- French: Mesdames et Messieurs, Brian Mulroney
- Directed by: Matthew Rankin
- Written by: Matthew Rankin
- Produced by: Pierre-Mathieu Fortin
- Starring: Brian Mulroney Pierre Elliott Trudeau Robert Stanfield John Turner John Diefenbaker Joe Clark
- Cinematography: Alexandre Lampron
- Edited by: Matthew Rankin
- Music by: Christophe Lamarche-Ledoux
- Production company: National Film Board of Canada
- Release date: September 15, 2026 (TIFF);
- Running time: 105 minutes
- Country: Canada
- Languages: English French

= Ladies and Gentlemen, Brian Mulroney =

2026 Canadian documentary film

Ladies and Gentlemen, Brian Mulroney (Mesdames et Messieurs, Brian Mulroney) is a 2026 Canadian documentary film, directed by Matthew Rankin. Described as a gonzo documentary, the film profiles Brian Mulroney, the Prime Minister of Canada from 1984 to 1993, through the prism of media clips of both Mulroney himself and other political and cultural figures of the era, using a collage format to present a "fever dream of politics, propaganda and pop culture".

Production was first announced by the National Film Board of Canada in 2023, initially as a four-episode documentary series.

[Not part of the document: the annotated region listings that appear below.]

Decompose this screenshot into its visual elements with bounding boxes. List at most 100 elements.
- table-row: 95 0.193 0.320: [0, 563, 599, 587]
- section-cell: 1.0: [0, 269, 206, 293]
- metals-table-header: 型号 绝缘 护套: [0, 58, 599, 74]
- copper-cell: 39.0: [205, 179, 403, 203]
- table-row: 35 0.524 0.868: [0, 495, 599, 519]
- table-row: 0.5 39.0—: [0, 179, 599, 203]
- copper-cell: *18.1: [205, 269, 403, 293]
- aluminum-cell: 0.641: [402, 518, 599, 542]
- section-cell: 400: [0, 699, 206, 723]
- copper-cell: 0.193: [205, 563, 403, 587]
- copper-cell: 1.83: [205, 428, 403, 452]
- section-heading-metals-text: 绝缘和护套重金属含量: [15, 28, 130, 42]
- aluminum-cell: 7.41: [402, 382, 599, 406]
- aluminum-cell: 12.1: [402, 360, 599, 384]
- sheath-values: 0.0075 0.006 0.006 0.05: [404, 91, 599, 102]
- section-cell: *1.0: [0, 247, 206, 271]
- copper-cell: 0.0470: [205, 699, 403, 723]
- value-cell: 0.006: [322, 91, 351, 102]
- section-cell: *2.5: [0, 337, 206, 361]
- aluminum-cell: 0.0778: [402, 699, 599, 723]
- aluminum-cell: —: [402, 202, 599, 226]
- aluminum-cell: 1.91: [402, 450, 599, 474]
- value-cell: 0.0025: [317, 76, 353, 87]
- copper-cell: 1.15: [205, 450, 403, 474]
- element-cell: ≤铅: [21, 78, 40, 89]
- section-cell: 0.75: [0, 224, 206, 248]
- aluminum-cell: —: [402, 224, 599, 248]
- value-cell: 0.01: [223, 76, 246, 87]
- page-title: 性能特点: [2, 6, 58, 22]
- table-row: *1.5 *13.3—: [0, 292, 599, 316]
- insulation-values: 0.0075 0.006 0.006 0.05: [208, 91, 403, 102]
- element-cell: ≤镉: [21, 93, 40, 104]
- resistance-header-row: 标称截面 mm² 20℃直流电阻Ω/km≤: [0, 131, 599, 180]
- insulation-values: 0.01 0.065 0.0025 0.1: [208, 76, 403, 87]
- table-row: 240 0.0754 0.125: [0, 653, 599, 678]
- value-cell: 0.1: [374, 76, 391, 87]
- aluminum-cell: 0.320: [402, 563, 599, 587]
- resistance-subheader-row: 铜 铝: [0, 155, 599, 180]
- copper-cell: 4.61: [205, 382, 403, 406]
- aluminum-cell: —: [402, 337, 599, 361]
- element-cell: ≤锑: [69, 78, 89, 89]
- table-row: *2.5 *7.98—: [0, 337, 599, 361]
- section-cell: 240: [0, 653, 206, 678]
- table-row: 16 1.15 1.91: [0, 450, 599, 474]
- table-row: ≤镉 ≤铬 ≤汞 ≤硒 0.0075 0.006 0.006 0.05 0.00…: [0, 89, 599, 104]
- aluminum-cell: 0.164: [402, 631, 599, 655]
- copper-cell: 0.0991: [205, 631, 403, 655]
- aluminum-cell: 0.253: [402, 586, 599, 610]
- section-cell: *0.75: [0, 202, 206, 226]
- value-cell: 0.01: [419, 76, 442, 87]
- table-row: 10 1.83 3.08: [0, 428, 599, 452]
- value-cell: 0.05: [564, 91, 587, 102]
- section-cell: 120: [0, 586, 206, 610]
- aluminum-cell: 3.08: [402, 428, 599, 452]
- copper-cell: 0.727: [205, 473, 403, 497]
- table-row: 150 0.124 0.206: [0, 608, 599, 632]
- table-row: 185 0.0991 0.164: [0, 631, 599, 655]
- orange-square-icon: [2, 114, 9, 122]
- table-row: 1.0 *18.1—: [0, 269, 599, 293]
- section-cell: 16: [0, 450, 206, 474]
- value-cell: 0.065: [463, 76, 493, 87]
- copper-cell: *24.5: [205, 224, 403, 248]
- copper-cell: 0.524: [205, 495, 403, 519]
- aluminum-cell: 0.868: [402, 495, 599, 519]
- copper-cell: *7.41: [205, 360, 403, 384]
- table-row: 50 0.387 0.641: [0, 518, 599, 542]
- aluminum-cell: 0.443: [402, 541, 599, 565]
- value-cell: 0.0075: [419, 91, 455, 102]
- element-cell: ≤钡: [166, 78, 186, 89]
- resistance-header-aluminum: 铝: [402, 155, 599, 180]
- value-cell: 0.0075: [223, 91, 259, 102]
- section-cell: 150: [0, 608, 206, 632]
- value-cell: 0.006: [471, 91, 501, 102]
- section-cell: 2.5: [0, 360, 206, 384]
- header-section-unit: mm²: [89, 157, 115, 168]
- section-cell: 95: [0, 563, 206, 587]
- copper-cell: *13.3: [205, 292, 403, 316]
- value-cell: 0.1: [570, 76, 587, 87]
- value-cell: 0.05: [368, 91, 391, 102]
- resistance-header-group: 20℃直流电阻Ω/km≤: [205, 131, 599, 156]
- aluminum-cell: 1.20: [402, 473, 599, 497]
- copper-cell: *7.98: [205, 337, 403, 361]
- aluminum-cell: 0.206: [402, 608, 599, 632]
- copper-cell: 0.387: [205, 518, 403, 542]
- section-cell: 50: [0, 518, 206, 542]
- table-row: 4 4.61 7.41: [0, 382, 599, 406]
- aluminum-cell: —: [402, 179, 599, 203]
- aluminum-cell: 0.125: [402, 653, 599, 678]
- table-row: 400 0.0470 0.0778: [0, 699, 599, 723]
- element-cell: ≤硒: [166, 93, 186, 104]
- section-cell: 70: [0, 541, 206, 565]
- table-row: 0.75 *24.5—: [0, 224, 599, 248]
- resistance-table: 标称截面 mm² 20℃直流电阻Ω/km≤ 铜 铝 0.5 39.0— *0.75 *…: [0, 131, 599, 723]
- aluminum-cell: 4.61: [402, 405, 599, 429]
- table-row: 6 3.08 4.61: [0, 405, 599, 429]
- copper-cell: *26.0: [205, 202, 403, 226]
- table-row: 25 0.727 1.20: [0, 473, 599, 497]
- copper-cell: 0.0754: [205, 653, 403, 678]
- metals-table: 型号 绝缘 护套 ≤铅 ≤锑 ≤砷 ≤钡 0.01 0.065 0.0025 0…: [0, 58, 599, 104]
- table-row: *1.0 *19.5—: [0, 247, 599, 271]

The film premiered in the Midnight Madness program at the 2026 Toronto International Film Festival, where it won the People's Choice Award for Midnight Madness. It will also screen at the Windsor International Film Festival, in competition for the $25,000 WIFF Prize in Canadian Film.

==Reception==
Metacritic, which uses a weighted average, assigned the film a score of 69 out of 100, based on 4 critics, indicating "generally favorable review".